Confirming Known Link

Commenting on the findings for Medscape Medical News, Armin Alaedini, PhD, from Columbia University Medical Center in New York City, said that the results confirm and expand on findings from other population-based studies that point to a connection between birth defects and autism.

Dr. Armin Alaedini

He pointed out, however, some of the limitations with using an insurance claims database.

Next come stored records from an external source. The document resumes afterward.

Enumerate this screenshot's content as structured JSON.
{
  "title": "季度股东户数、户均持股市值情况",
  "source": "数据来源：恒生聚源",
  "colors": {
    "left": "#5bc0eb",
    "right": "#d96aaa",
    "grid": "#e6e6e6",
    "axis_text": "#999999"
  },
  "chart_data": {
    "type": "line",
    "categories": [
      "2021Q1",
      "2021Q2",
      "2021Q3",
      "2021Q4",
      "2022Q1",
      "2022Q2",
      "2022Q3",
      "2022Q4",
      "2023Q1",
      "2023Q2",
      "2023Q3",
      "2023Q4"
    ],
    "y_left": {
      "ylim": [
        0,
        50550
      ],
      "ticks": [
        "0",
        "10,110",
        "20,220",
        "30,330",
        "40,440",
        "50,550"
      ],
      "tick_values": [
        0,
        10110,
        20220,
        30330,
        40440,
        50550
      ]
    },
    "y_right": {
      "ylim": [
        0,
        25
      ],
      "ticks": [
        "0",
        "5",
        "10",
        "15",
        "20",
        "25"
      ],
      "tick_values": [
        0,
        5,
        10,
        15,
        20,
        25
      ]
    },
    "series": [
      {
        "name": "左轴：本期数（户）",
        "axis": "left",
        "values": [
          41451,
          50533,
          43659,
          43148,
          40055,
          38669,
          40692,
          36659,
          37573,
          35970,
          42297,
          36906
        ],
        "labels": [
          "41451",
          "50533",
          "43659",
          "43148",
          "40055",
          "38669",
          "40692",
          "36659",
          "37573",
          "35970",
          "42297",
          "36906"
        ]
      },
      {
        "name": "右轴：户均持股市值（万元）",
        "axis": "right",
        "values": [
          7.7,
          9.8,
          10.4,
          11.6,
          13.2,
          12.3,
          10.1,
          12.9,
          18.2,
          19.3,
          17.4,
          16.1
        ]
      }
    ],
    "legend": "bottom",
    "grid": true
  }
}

"Because the study utilizes an insurance claims database, the criteria and diagnostic instruments used for identifying those with autism are likely to be quite variable, which may affect some of the outcomes of the analysis and the conclusions reached. In fact, the authors find that the state-mandated rigor of diagnosing autism for consideration in the special education system is predictive of a significant decrease in its incidence rates," Dr. Alaedini said.

Overall, the study does identify significant nongenetic factors associated with the observed spatial clustering pattern for autism in the United States, some of which may contribute to its etiology, he added.

"An important take-home message here is that these variables can be strong confounders, which need to be carefully taken into account in genetic analyses of autism in order to interpret the results accurately," Dr. Alaedini said.

The study was supported by the National Institute for Mental Health and the Chicago Biomedical Consortium. Dr. Rzhetsky and Dr. Alaedini report no relevant financial relationships.